Chapter 4 (Visualizing Patterns over Time), Chapter 5 (Visualizing Proportions), Chapter 6 (Visualizing Relationships), Chapter 7 (Spotting Differences) & Chapter 8 (Visualizing Spatial Relationships)
The fundamental meat of the book, and the content that will have most tangible impact on readers, exists between chapters 4 and 8. Here we have a range of practical ‘how to’ guides exploring different visualisation solutions to respond to different data problems or inquiries.
Rather than being seen as a menu of options, it is a much more coached presentation of what methods and design choices you may wish to make for given situations. As Nathan explained when previewing the book, “you don’t find a tool, and then go look for data that you can plug in. It’s the other way around. You get your data, decide what you initially want to know about it, and then pick the tool that’s right for the job.”
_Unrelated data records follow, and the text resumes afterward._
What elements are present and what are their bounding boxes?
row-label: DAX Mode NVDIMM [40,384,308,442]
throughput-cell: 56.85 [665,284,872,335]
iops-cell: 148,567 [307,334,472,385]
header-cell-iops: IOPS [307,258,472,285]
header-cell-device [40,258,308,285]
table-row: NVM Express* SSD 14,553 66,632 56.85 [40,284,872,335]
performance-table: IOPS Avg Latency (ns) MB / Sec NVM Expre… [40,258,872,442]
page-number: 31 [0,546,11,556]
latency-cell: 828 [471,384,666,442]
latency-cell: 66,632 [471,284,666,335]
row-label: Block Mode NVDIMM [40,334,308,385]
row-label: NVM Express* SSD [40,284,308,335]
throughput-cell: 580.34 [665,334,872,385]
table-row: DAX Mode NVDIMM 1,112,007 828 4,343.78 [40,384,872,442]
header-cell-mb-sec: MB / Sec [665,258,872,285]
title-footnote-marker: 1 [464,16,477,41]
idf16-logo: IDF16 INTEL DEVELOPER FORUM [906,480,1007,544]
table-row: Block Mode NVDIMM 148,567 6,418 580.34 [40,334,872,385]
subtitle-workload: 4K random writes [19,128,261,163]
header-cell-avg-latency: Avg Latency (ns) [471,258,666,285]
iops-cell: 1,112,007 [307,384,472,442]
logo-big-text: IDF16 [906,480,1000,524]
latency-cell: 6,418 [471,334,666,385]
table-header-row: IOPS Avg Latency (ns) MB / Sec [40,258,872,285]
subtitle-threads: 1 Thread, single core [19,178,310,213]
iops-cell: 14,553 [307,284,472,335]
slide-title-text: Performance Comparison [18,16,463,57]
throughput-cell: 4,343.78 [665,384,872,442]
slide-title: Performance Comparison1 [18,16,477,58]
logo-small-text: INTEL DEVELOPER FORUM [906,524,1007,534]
As I’ve already mentioned, those of you familiar with Nathan’s FlowingData tutorials will recognise one or two of the examples covered in these chapters and will be keen to get your hands dirty with a range of other valuable examples.
This section is not so heavy on theory, though it touches on key principles where necessary, it’s more about how to accomplish the visualisation solution you require – what to use, for what situation, and how to do it. It’s presented in a logical, clearly explained and sequential style that would seem appropriate coming from somebody of Nathan’s statistical and engineering background and his practical experiences within the pressured environment of the New York Times Graphics Department.
The demonstrations included focus largely on programming solutions – something he clearly set out to achieve from the outset. Prior to these chapters Nathan introduces a discussion about the fear of programming and the need to take it slowly and build up experience and success bit by bit.
The majority of the tutorials focus on R, which is clearly his strong suit, but there is also good coverage of HTML, CSS, JavaScript, Python, Flash and ActionScript solutions. These provide a wonderfully accessible and helpful introduction to each method, framed around the spectrum of data visualisation challenges we find ourselves facing. Once you’ve conquered each one, feel comfortable with the coding syntax and structures, and ready to move on, you can then explore other texts to dive deeper into each environment. What this book provides is a starting point from which to commence your own learning process.
Nathan is particularly adept at taking initial output of a programming language (say R) and demonstrating how to refine it further, visually, by applying design techniques using Adobe Illustrator. Above all, he makes it clear that the reader/user’s viewpoint is the critical perspective against which all design and visualisation decisions should be made.
Finally, I was struck by the observation about how a failure to identify and understand relationships between content is the key factor that causes most graphics to fail themselves. This demonstrates a strong design trait.
 
Chapter 9 (Designing with a Purpose)
Irrespective of the fact this book could be read out of a linear sequence, I felt the nature of the content in this chapter was more closely aligned with the discussions that took place in the Introduction/Chapter 1.
One main take away from this short chapter, however, is a very well handled passage about the differences, issues and fault lines that exist within the field about defining visualisation, comparing it with information graphics etc. This debate is for a different book or indeed platform, but Nathan offers a balanced and non-dogmatic assessment of these different viewpoints and simply puts forward his approach which is to “consider the audience, the data in front of me, and ask myself if the final graphic makes sense” (page 341).
 
Conclusion
Every book ever written has something missing, you simply cannot write a book that serves everyone’s needs. But you can shape people’s expectations with a clearly defined purpose and this book perfectly delivers what it intends to.
Visualize This is a significant and valuable addition to the library of visualisation titles. You should own it. I’m glad I do.